The answer to “Should I hand-baste this, first?” is always “Yes!”

New project? Put a new needle in the sewing machine. And clean the lint out of it while you’re at it.

Thread snarling and you think you’ve blown the timing on your machine? You haven’t cleaned the machine recently. Do so and re-thread.

Never use stretch charmeuse as a lining.

Sergers are awesome, but not essential.

Make a muslin, first.

People will ask you to sew for them, and then be stunned that you won’t price-match a Malaysian sweatshop.

ADD, Cosplay and Budgets

I have mild ADD (diagnosed at 43, it was an interesting year) and a cosplay habit and a tight budget. Any two of these could be managed easily, but all three together, it’s a pisser. Here are some rules I try to live by.

Don’t buy anything unless you know exactly what you’re going to use it for. No “but it’s so pretty!” purchases. No “but patterns are on sale for $1!” binging. This is the toughest one to abide by and please ignore the six yards of trippy upholstery fabric that I just scored at Goodwill for $8…

Keep the active project list as short as possible and multitask where possible. Technically, I’m running three jacket-based projects side by side right now but all that really means is that I’m learning how to adjust the hell out of a commercial pattern (Vogue 9099 if you’re curious) with the intention of using it as a “master’ pattern for anything that resembles  three-piece jacket, going forward – which includes the other two jacket projects.

Set deadlines / be sure you’re actually going to wear (or sell) what you made. There are some things I’d love to try making, but I don’t have any occasion or convention to wear them at, so they remain on the “someday” list and, for all I know, might stay there permanently.

Set a limit for your project list (active and in hibernation) and don’t exceed it. Otherwise you’ll find yourself buried under a dozen incomplete outfits. And you’ll probably miss any self-imposed deadlines, too. I’ve got six projects on my list and have, so far, resisted the temptation to add more. When I finish one, then I can pick up a new idea / bring a hibernating one back to life.

Plan your sewing days. Set goals that fit the time available, breaking everything down into pieces that are as small as possible. For instance, I won’t say to myself “do the lining this weekend”, I’ll say “I think I can cut and assemble the lining on Saturday. Test fit Saturday night, after dinner. Sunday morning, do the machine-setting bits along the collar, cuffs and facings. Do the hand finishing on Sunday night, after errands.”.
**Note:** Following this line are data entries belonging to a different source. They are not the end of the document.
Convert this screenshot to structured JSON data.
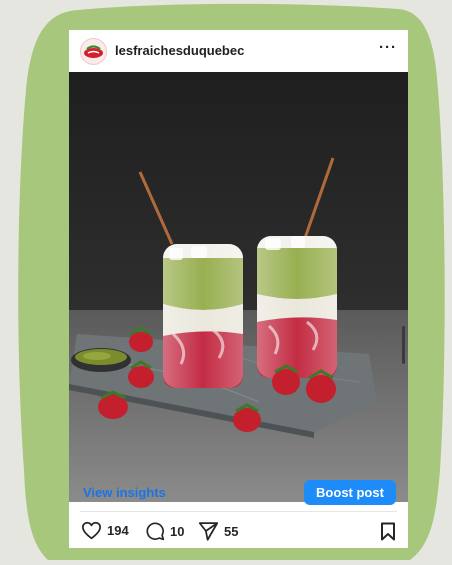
{
  "post": {
    "username": "lesfraichesduquebec",
    "more_label": "···",
    "image_subject": "two layered matcha strawberry drinks with copper straws"
  },
  "actions": {
    "view_insights_label": "View insights",
    "boost_label": "Boost post",
    "likes": "194",
    "comments": "10",
    "shares": "55"
  },
  "colors": {
    "frame_green": "#a6c77c",
    "link_blue": "#1b74e4",
    "boost_blue": "#1d8cf8",
    "brand_red": "#d3202f"
  },
  "icons": [
    "heart-icon",
    "comment-icon",
    "share-icon",
    "bookmark-icon",
    "more-icon",
    "brand-logo"
  ]
}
(You can do a lot of hand-sewing on the train, if you’re a commuter, btw.)

Cut any to-do list by a third because you have ADD, cats and an Internet connection.

On a similar note, schedule breaks for yourself. It’s okay to look at cats on the Internet every now and then.
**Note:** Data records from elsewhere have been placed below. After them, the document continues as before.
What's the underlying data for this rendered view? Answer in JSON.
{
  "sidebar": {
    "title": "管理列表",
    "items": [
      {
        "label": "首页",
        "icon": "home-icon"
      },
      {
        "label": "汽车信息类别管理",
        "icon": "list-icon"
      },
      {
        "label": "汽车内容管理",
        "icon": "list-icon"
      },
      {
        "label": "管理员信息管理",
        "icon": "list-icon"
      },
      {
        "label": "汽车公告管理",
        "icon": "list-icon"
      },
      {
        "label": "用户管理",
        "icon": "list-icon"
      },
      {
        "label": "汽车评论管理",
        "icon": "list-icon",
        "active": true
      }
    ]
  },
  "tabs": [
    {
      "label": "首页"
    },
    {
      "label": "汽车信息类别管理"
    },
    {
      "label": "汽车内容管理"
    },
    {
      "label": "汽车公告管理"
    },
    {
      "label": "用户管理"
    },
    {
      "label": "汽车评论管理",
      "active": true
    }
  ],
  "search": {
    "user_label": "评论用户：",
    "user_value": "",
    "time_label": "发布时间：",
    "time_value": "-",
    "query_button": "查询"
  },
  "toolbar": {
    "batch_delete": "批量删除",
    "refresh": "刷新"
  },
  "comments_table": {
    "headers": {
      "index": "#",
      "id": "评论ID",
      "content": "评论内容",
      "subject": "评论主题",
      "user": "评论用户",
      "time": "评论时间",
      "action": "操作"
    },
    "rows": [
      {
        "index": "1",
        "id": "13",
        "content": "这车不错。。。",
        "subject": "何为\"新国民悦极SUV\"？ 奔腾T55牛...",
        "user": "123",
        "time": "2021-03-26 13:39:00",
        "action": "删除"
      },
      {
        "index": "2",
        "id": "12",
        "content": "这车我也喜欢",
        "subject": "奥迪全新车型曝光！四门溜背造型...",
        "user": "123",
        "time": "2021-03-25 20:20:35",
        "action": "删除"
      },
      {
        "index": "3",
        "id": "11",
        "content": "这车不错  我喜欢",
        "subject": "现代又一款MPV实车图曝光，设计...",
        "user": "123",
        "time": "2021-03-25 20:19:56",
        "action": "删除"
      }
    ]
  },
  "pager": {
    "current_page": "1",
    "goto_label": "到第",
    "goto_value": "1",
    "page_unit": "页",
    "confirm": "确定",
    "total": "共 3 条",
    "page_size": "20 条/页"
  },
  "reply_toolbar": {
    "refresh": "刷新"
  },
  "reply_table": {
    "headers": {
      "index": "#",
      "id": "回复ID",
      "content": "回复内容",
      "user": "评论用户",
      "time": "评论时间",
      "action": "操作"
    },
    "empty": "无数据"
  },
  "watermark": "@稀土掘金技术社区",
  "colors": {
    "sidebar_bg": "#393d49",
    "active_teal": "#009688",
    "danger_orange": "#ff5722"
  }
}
The Joann’s sewing/craft chain has many limitations, but a lack of coupons isn’t one of them. Get on their mailing list. Be sure to make use of them every now and then, as non-users get unsubscribed.

Every town has a discount fabric store somewhere – although “somewhere” could be up to 100 miles away. Visit them as often as you can, as their stock will change frequently. And get on their mailing list, too. Even discount outlets have sales. (Oh, how I miss Fabric Outlet in SF and their 40% off the entire store sales…)
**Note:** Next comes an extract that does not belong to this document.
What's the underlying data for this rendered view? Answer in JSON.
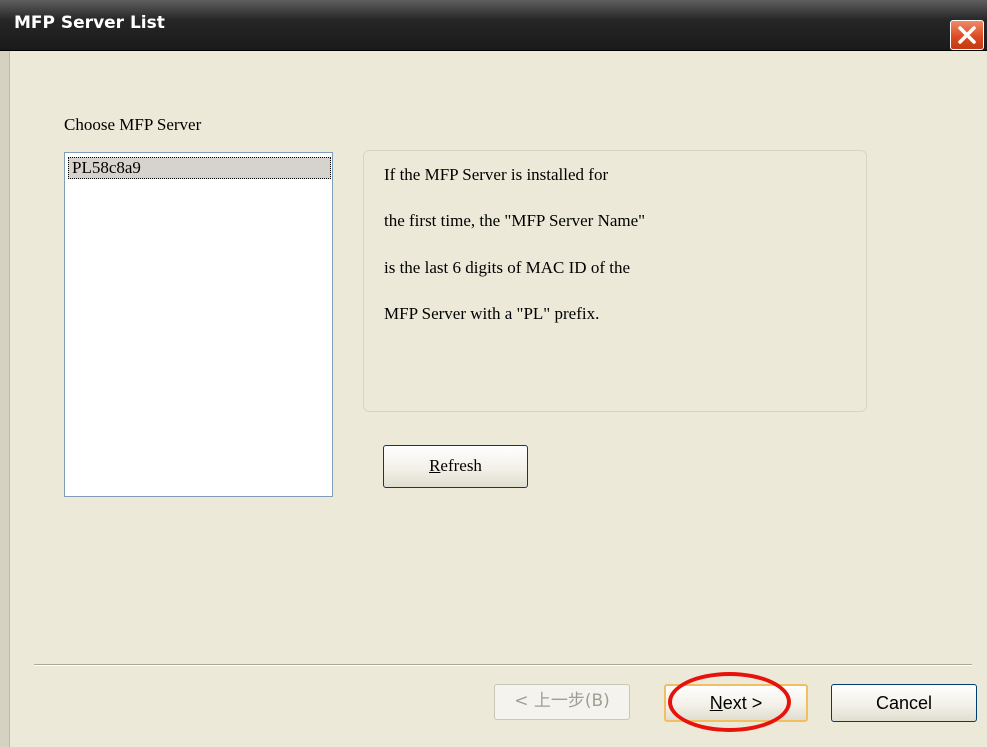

If you happen to live near one of the few remaining textile mills in the the Western world, find out if they have an on-site retail outlet and make a trip out there.

Thrift stores can be awesome for fabric. I go there to buy sturdy all-cotton sheets for making toiles and interlinings (cheaper and better than bolt muslin!), and sometimes lengths of fabric will show up in the linens section, too – see “six yards of upholstery fabric”, above. Table-runners can often be re-purposed if all you need is some short (and narrow) yardage.

Thrift stores are awesome for other things, too. I visit thrift stores when I’m looking for leather (or good-quality fake-leather) garments to cut up, shoes in the I only need for that one costume so why buy new category, of course, mundane aspects of a costume that are cheaper and easier to buy rather than make. I scored a lovely 100% silk rollneck sweater that’s a great match with my 1966 reproduction suit for $5.

Oof, that turned out longer than I expected. But it’s a complicated situation, so I shouldn’t be surprised.